🤖 AI Summary
This study addresses the challenge of efficiently and accurately identifying prominent political candidates and counting individuals in Instagram visual content during the 2021 German federal election. It pioneers the integration of the multimodal large language model GPT-4o into political visual communication analysis, complemented by established computer vision techniques including FaceNet512, RetinaFace, and Google Cloud Vision. Experimental results demonstrate that GPT-4o achieves a macro F1 score of 0.89 for face recognition and 0.86 for person counting on Instagram Stories, substantially outperforming existing approaches. These findings underscore the innovative potential and superior performance of multimodal large models in analyzing political imagery, offering a significant advancement for computational methods in political communication research.
📝 Abstract
This paper presents a computational case study that evaluates the capabilities of specialized machine learning models and emerging multimodal large language models for Visual Political Communication (VPC) analysis.
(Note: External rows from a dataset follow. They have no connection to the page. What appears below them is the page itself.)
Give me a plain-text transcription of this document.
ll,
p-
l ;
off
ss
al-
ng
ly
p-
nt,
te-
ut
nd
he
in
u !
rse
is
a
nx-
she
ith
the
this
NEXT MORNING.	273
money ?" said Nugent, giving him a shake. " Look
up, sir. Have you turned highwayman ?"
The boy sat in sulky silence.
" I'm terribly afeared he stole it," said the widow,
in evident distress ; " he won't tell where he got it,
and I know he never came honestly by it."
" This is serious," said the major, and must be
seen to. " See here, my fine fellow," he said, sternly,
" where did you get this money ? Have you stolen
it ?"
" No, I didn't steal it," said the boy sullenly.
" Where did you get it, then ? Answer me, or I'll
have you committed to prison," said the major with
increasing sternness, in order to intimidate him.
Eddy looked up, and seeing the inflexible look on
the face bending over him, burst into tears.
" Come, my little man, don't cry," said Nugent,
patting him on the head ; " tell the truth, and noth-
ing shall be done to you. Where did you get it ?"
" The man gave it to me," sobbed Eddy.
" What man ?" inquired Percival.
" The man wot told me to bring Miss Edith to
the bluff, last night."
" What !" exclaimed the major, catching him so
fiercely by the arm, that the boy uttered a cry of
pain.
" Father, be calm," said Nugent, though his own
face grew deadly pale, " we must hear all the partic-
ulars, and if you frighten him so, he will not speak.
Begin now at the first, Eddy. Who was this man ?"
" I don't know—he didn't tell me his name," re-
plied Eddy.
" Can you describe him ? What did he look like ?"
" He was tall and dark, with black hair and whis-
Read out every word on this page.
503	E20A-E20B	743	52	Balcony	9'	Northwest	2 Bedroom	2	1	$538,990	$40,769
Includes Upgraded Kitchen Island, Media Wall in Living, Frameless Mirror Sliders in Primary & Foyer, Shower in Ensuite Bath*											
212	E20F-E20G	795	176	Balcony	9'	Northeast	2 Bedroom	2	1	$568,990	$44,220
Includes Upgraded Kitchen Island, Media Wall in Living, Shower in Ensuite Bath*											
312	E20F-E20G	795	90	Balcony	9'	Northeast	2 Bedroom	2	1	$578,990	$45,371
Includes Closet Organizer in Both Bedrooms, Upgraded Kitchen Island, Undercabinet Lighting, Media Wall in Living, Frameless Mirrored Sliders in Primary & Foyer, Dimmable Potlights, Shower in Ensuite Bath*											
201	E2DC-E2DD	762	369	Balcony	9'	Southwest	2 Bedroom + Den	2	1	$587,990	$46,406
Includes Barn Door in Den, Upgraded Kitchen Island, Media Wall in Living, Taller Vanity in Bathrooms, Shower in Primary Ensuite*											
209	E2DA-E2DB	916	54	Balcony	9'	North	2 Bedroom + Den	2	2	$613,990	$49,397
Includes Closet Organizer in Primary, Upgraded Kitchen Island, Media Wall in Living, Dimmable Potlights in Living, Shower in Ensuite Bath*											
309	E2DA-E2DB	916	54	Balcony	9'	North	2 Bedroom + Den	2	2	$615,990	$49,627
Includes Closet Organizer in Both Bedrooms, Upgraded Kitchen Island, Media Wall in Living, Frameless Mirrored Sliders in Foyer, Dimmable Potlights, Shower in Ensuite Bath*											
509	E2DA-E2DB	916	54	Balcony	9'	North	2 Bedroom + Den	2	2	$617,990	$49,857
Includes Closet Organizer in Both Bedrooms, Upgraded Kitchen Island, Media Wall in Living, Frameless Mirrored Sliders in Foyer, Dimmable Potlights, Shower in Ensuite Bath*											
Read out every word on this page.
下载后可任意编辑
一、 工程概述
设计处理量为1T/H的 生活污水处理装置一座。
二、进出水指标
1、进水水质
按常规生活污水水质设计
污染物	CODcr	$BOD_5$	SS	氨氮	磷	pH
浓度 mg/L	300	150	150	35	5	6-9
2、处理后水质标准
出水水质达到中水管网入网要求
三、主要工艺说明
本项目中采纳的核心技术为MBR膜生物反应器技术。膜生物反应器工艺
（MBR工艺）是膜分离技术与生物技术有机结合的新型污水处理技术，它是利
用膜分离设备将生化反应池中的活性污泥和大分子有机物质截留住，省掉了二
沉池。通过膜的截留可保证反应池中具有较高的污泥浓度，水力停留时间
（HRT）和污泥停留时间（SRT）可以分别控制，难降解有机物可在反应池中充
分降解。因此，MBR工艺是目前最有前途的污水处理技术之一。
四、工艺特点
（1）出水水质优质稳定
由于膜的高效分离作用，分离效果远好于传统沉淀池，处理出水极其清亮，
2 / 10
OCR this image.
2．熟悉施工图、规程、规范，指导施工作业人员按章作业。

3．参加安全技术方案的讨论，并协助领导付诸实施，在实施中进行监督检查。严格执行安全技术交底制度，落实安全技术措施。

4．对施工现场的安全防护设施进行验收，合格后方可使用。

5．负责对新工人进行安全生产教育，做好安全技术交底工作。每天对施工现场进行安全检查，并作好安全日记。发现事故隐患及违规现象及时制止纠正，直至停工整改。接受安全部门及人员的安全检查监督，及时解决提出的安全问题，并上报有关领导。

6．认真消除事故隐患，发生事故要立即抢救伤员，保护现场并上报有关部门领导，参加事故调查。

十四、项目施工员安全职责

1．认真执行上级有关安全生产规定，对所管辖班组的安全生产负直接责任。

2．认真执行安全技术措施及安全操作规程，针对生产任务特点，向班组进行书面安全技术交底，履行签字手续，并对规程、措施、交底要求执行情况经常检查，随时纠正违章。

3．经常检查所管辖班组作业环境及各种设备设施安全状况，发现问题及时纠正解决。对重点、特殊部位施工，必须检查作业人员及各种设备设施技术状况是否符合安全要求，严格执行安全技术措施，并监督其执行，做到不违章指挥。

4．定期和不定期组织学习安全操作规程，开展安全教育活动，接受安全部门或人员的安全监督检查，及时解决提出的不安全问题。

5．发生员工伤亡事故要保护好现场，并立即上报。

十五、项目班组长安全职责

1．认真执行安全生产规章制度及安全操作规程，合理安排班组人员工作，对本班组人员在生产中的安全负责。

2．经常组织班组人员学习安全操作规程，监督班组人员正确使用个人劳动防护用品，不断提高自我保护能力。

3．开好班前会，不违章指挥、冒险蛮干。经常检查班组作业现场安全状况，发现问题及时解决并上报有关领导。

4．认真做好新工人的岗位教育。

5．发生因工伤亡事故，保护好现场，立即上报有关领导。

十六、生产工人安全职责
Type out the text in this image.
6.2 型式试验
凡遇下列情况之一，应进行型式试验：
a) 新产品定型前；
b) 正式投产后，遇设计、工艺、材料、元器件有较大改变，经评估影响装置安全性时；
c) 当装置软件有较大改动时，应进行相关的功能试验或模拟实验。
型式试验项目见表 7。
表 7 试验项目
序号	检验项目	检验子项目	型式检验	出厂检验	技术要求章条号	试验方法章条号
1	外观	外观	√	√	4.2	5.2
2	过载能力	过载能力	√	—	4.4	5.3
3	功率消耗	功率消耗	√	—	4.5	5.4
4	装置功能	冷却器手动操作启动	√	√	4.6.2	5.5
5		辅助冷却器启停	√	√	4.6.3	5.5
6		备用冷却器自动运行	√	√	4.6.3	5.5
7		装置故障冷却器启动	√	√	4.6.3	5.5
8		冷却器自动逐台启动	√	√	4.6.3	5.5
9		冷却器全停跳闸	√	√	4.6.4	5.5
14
Focusing on concentrated visibility in Instagram stories and posts during the 2021 German federal election campaign, we compare the performance of traditional computer vision models (FaceNet512, RetinaFace, Google Cloud Vision) with a multimodal large language model (GPT-4o) in identifying front-runner politicians and counting individuals in images. GPT-4o outperformed the other models, achieving a macro F1-score of 0.89 for face recognition and 0.86 for person counting in stories. These findings demonstrate the potential of advanced AI systems to scale and refine visual content analysis in political communication while highlighting methodological considerations for future research.